Our study validated several peer studies and guidelines [4, 6,7,8,9,10,11,12,13,14,15, 18]. Firstly, models with the best GOF might not necessarily provide improved extrapolation performance. Secondly, extrapolation uncertainty would be raised with prolonged model horizon. Thirdly, external evidence can be helpful to validate the model choice, especially when dealing with immature data. Among previous studies, two have already compared the different extrapolation models through the case study of Checkmate 067 [4, 18]. Gibson et al. compared RCS with standard parametric models and found that RCS performed better in modeling PFS [4]. Federico et al. included six survival models to fit the OS from different data cuts [18]. They both found that survival models explicitly incorporating survival heterogeneity showed greater accuracy for earlier data cuts than standard parametric models. However, the two studies only focused on either PFS or OS outcomes. Our study further explored the impacts of model selection on economic evaluation. Our study further proved that estimated ICERs could show great variability with model choices and horizons. We also present this kind of structural uncertainty in a visualized and quantitative way to make it easier to understand. Finally, we suggest that sometimes researchers might lack evidence to select the ‘best’ model, so reporting the uncertainty is recommended.

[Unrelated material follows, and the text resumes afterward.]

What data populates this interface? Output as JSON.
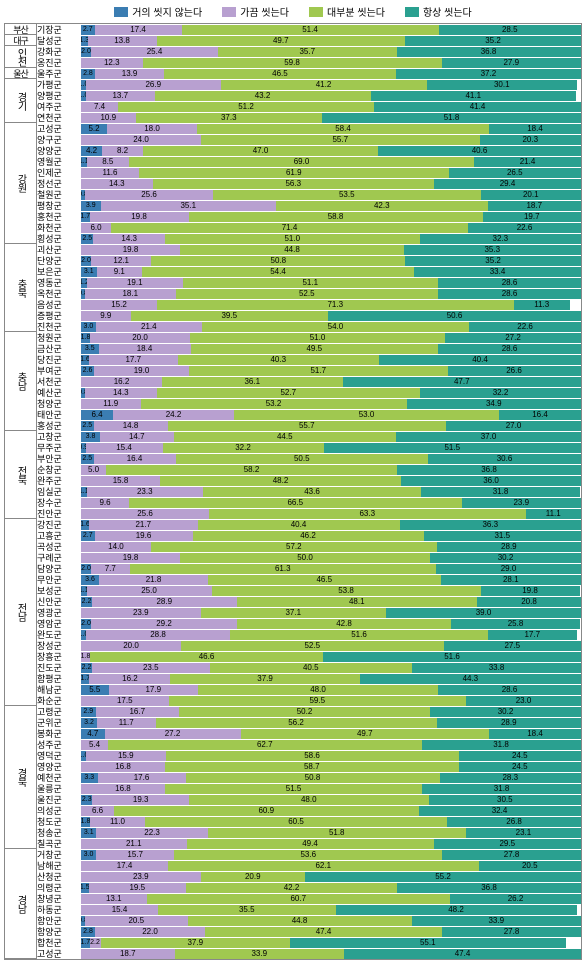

However, this study is not without limitations. First, the lack of IPD data and reconstructed IPD might lead to some biases, although one study showed that using reconstructed IPD had little influence on economic evaluation results [3]. Second, we considered the effects of different models and simulation time in our economic evaluation; however, we ignored the impact of sample size and the parameters. In other words, the sample size and the parameters were controlled constant in our analysis. Third, the economic model we used was simplified based on published studies. The original model was Markov [32], and we used a partitioned survival model. Deficiencies in model structures and model assumptions might bias the cost-effectiveness results. Thus, we only focused on the uncertainty of the results instead of the practical significance. Finally, using a single case study might also be viewed as a limitation. Further studies that include more cancer immunotherapies and more cancer types could help to test the generalizability of our findings.

5 Conclusions

Flexible techniques present better performance in the case of Checkmate 067 regardless of data maturity. Model selections matter to ICERs of cancer immunotherapy, especially when dealing with immature survival data. Finally, under usual cases when researchers lack evidence to identify the ‘right’ model, a recommended approach is to identify and report these structural uncertainties even when external data could help to exclude some of the models considered.